I finished reading Room in three days. Now that might not sound like much of a feat, but it was actually closer to 48 hours (which if you know me still isn’t much of a feat, but with a full-time job and a million other things to do, it sounds like a challenge). After hearing Emma Donoghue read a portion of the first chapter (Oh Hey, Big City…), I of course had to start reading immediately. Her reading was perfect and the Irish tilt of her American accent gave voice to the characters in my head as I was reading.
From the various Booker Prize winning novels I must say that I feel those that make the shortlist and those that ultimately win are distinctly different. For me it is much easier to read the shortlist novels and they are almost always invariably more enjoyable. The one exception so far is Margaret Atwood’s Blind Assassin (Book 27: The Blind Assassin – Margaret Atwood), but perhaps that is because I thoroughly enjoyed the uniqueness of the three distinct stories weaving into one.

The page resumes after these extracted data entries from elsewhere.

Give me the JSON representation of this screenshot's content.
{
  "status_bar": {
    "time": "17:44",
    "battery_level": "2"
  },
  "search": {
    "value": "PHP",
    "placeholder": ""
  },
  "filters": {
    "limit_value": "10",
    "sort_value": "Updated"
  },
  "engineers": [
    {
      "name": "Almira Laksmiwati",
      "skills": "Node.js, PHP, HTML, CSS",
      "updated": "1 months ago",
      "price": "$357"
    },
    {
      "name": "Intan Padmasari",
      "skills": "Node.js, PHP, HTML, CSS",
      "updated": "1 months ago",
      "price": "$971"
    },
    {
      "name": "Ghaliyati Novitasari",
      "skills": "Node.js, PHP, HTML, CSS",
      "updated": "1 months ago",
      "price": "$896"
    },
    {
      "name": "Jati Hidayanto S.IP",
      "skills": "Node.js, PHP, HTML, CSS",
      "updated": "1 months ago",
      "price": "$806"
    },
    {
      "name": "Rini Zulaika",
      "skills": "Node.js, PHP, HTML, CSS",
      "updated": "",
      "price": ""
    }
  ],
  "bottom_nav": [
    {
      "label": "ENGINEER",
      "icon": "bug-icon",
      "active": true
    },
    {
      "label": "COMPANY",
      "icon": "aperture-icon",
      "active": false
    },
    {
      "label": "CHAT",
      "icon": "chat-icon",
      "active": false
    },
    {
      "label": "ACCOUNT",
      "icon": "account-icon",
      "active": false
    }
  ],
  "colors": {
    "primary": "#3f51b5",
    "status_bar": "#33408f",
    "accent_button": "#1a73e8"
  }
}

I’ve discussed the book after the jump (I swore I’d never say that) so there aren’t any spoilers. I recommend this book to everyone and even though I knew what was going to happen because of the book reading, it was well worth the read (and now I’ve added Slammerkin her other bestseller on my list of books to read which you can see a real-time version here.)
Room is the story of Jack, told from his five-year old perspective. At the book reading and in the interview questions at the back of the book Donoghue said she hoped in telling this story from Jack’s point of view it would put a fresh light on this horrible situation, and believe me it does. It is perhaps a bit sterile, as Donoghue meant it, but it works as Ma protected Jack, sheltered Jack, the only way she knew how.
Jack is five years old and has never been outside of Room. His entire world is Ma and the various things (Rug, Toilet, Remote, TV, Bed, etc.) that she has been able to provide. Although this is Jack’s story, as we learn the more we read, it begins with Ma and her kidnapping at the age of 19. Old Nick kidnapped Ma and held her hostage in a one room sound-proof garden shed for eight years, which ultimately becomes Jack’s entire world once he is born. Throughout the first half of the book (Presents, Unlying, and Dying) we are in the room with Jack and Ma, and occasionally their captor Old Nick, but the climax of the novel is when Ma plans an escape from the room by having Jack feign illness and then death.
Once in Outside, as Jack calls it, everything changes. We still see the world from Jack’s perspective, but we see how overwhelming the world is. We experience a shopping mall, and a park, and a car ride, for the first time from a five-year old’s perspective who has an adult vocabulary.
I won’t go into any of the details about what happens outside Room, but suffice to say the thriller portion of the book is not only in the first half, you want to laugh and you want to cry as you’re reading the novel. I will say, there are critics and readers who criticize Donoghue for her portrayal of the characters Ma, Grandma, and Grandpa (and praise her for Steppa), but I thought her portrayals were spot-on. She portrayed real people, although they were not the protagonist, these characters are all real, they make mistakes, they say the wrong things and do the wrong things, but they’re real. None of them are perfect which humanizes them and makes a great contrast to the sterility of what occurred in Room.
I will say this, if you’re even remotely interested in reading Room after reading this review (or before) read the quotes on the book cover (front and back) and they’re all eerily perfect for the story and Donoghue’s writing.